« Napoléon, dans ses conquêtes, ne s’est jamais véritablement
préoccupé des pertes humaines. […] Nous avons ensuite, et
depuis lors, placé la valeur de la vie humaine plus haut que tout.
De l’Empire, nous avons renoncé au pire.
De l’empereur, nous avons embelli le meilleur » (Emmanuel Macron « commémorant » Napoléon Bonaparte, à l’Institut de France, 5/5/21).
Le discours écrit de l’Élysée prévoyait la formule : « De l’empereur, nous avons embelli nos meilleurs », ce qui est très différent du prononcé de Macron, parlant d’embellir le meilleur de l’empereur (hélas, le prononcé a, seul, autorité ; point l’écrit). Embellir nos meilleurs à nous, n’est-ce pas être lucide sur l’impasse de la logique de domination et de gloire à la racine même de la politique de Bonaparte ?
Comme tout civilisateur armé, Napoléon justifie ses propres violences de conquérant par ses projets de bâtisseur, qui répand les idées de la Révolution et débarrasse les peuples européens des tyrans qui les oppressent… En octobre 1813, il a refusé les bons services de Metternich, venu négocier une paix européenne raisonnable et durable, en lui rétorquant : « Votre Empereur et moi-même n’avons pas les mêmes contraintes. Il est l’héritier de ces familles qui se partagent l’Europe depuis des siècles. Vos maîtres peuvent se faire battre vingt fois et poursuivre tranquillement leur règne. Moi, je suis le fils de la fortune. Je ne suis que le Corse venu s’asseoir sur un de leurs trônes. Je ne puis m’y maintenir que par la force. Mon Empire est détruit si je cesse d’être redoutable » (Napoléon, Metternich, le commencement de la fin). Une course en avant, dont on connaît la fin avant même de commencer : implacable logique, chez bien des espèces animales, du mâle dominant qui s’impose par la force et qui est éliminé, aussitôt qu’il sera devenu âgé et moins fort qu’un autre…

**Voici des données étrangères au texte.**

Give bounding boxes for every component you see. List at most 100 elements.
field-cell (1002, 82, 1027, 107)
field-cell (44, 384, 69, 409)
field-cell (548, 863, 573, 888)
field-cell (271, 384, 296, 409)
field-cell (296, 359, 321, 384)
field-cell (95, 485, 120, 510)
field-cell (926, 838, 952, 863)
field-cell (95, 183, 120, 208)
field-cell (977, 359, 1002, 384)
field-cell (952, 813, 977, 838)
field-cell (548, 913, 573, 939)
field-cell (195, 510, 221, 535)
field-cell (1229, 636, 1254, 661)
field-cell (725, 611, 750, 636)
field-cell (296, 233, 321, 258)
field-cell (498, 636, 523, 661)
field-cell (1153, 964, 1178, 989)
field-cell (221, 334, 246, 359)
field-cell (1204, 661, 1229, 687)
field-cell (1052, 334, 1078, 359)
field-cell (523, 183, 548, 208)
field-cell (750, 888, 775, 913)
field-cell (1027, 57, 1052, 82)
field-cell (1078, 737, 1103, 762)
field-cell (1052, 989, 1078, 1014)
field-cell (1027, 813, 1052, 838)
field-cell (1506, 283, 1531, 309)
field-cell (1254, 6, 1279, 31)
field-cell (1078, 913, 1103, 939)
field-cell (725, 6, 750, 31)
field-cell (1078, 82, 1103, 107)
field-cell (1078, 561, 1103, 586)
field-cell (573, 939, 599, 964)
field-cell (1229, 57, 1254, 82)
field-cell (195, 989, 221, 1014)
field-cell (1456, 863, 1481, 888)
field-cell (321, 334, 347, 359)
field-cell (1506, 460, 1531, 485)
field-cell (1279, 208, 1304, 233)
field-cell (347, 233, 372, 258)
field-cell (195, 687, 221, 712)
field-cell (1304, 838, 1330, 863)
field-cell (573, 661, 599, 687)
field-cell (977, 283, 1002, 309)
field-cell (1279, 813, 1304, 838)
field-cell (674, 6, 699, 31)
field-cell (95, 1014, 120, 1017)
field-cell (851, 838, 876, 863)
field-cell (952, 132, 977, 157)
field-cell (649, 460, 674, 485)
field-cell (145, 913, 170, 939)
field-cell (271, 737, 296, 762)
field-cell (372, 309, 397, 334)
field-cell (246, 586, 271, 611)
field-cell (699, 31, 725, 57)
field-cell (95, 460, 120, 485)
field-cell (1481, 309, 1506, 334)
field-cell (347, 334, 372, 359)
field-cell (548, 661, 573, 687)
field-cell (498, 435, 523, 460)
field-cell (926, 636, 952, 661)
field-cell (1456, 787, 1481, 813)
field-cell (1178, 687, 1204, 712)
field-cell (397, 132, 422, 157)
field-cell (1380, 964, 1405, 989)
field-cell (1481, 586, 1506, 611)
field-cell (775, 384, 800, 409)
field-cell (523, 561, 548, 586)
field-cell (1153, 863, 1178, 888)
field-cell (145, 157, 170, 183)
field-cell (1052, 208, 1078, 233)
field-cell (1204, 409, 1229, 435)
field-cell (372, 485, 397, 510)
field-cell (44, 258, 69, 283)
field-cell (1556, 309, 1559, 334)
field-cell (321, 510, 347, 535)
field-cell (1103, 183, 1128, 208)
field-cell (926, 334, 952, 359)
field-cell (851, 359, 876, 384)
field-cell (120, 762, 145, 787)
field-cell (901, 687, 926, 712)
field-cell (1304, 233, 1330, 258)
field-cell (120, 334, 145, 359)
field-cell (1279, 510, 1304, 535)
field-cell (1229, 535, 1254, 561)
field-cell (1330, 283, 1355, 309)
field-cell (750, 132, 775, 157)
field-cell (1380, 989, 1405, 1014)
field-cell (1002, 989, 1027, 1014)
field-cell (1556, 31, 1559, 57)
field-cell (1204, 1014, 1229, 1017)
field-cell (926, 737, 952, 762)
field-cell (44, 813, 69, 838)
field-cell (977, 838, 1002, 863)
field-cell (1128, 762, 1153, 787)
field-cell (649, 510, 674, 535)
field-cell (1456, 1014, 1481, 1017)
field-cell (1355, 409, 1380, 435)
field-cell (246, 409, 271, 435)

Pour tapoter sur nos œillères idéologiques qui limitent nos regards et nous amènent à voir trop vite certaines violences comme incontournables voire même glorieuses, je cite Jean-Marie Muller qui poursuit le projet philosophique d’une délégitimation radicale de la violence, jusque dans les mots porteurs de l’idéologie de la violence nécessaire, légitime et honorable. Il s’attache à « déconstruire les mots justifiant la violence et, dans le même mouvement, inventer et créer les mots qui honorent la non-violence. Trouver les mots justes pour dénommer la violence, c’est déjà nous déprendre de son emprise. De même, trouver les mots justes pour dénommer la non-violence, c’est déjà lui ouvrir un espace où elle puisse exister. […] En réalité, l’opposé de la vérité, c’est l’erreur de la violence et déjà l’erreur de toute doctrine qui prétend justifier la violence, c’est-à-dire faire de la violence un droit de l’homme. Car la violence est déjà victorieuse, elle a déjà imposé son ordre dès lors qu’elle a obtenu la complicité intellectuelle de l’homme. […] Il ne suffit pas de juger la violence, il s’agit de la penser. Penser la violence, c’est dé-couvrir son inhumanité. Penser la violence, c’est la dis-qualifier, la dé-légitimer, la dis-créditer, la dé-considérer, la dés-honorer. Penser la violence, c’est comprendre qu’elle nie et renie les vertus qui fondent et structurent l’humanité de l’homme. Penser la violence, c’est la voir ir-respectueuse, ir-réfléchie, in-juste, in-digne, in-civile, im-morale, im-polie, in-intelligente, im-prudente, in-délicate, in-clémente, in-élégante, in-considérée, in-souciante, in-décente, in-correcte, in-conséquente, in-capable, in-apte, im-propre, in-convenable, in-opportune, in-congrue, in-cohérente, in-continente, in-disciplinée, in-docile, in-tempérante, in-contrôlable, in-gérable, im-puissante, in-opérante, in-fructueuse, in-compétente, in-habile, in-salubre, in-efficace. ir-réaliste, in-tolérable, in-fréquentable, in-soutenable, in-supportable, in-tenable, in-vivable, in-acceptable, in-désirable, ir-recevable, in-admissible, in-défendable, in-justifiable, Penser la violence, pour chacune de ces raisons et pour beaucoup d’autres encore, c’est lui opposer un non catégorique. Connaître la vérité, c’est, face au scandale de la violence qui dé-figure le visage de l’homme, re-connaître l’évidence de la non-violence » (Muller Jean-Marie, Penser la violence, 2006).